Tuesday, August 7, 2012: 9:20 AM
D137, Oregon Convention Center
Katherine Brundrett and Christopher M. Swan, Geography and Environmental Systems, University of Maryland, Baltimore County, Baltimore, MD
Background/Question/Methods

The complex urban landscape is hypothesized to mediate both the local and regional factors that influence species diversity of ecological communities.  Despite rapidly expanding urban centers, we know far less about the mechanisms that shape urban communities, despite the evidence that highly organized assemblages thrive in the built environment.

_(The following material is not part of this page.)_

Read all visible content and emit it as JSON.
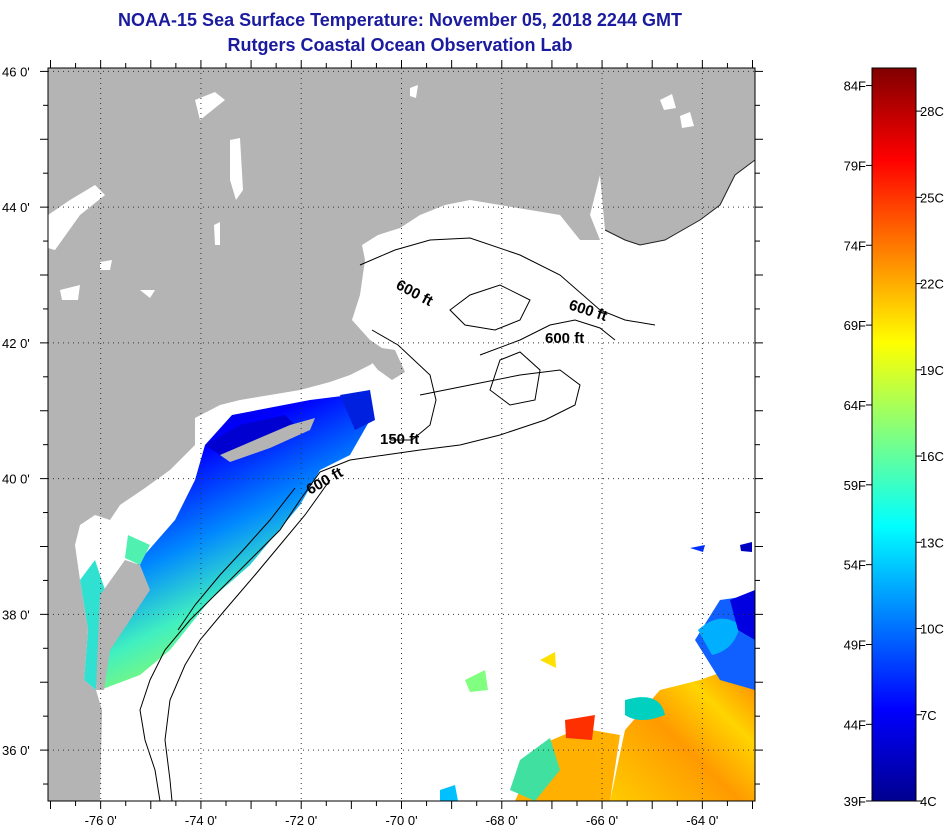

To begin to understand how urbanization can shape biodiversity patterns, we focused on two regional constraints, source pool composition and dispersal, and one local environmental factor. We hypothesized that the urban regional species pool is relatively depauperate, and therefore constrains the number of species available for colonization.  Furthermore, high fragmentation of the urban landscape should limit dispersal, which should result in a decline in local diversity. Finally, degradation in habitat quality should serve as an environmental filter, eliminating species, and reducing diversity. To test the relative importance of these local and regional factors, we manipulated each in a full-factorial design to estimate the response of zooplankton communities in pond mesocosms. Mesocosms were inoculated from either three rural or three urban stormwater ponds, and dispersal maintained in half of the mesocosms for 12 weeks. Local water quality was degraded by introducing road deicer as sodium chloride, a contaminant of rising local concern.

Results/Conclusions

Our hypotheses were supported overall. Dispersal increased diversity significantly, and the presence of chloride significantly reduced diversity. The interaction between these two factors was highly significant. Biodiversity levels were highest when dispersal was allowed and no chloride was present, but lowest when dispersal was inhibited under the same no chloride treatment.  This suggests dispersal played a strong role in shaping local diversity patterns. Interestingly, the source of colonists interacted strongly with the dispersal treatment, but in the opposite pattern we predicted. Dispersal increased diversity of the urban source pool beyond the rural effect.  We contend that this could be due to a "rescue effect" for some taxa in the urban pool of colonists.  Why this should be more important for the urban regional species pool more so than the rural will require more investigation. How biodiversity is generated and maintained in the urban environment is understudied, yet important to understand from both local and regional perspectives. This study provides one of the first experimental tests of local versus regional factors shaping urban metacommunities.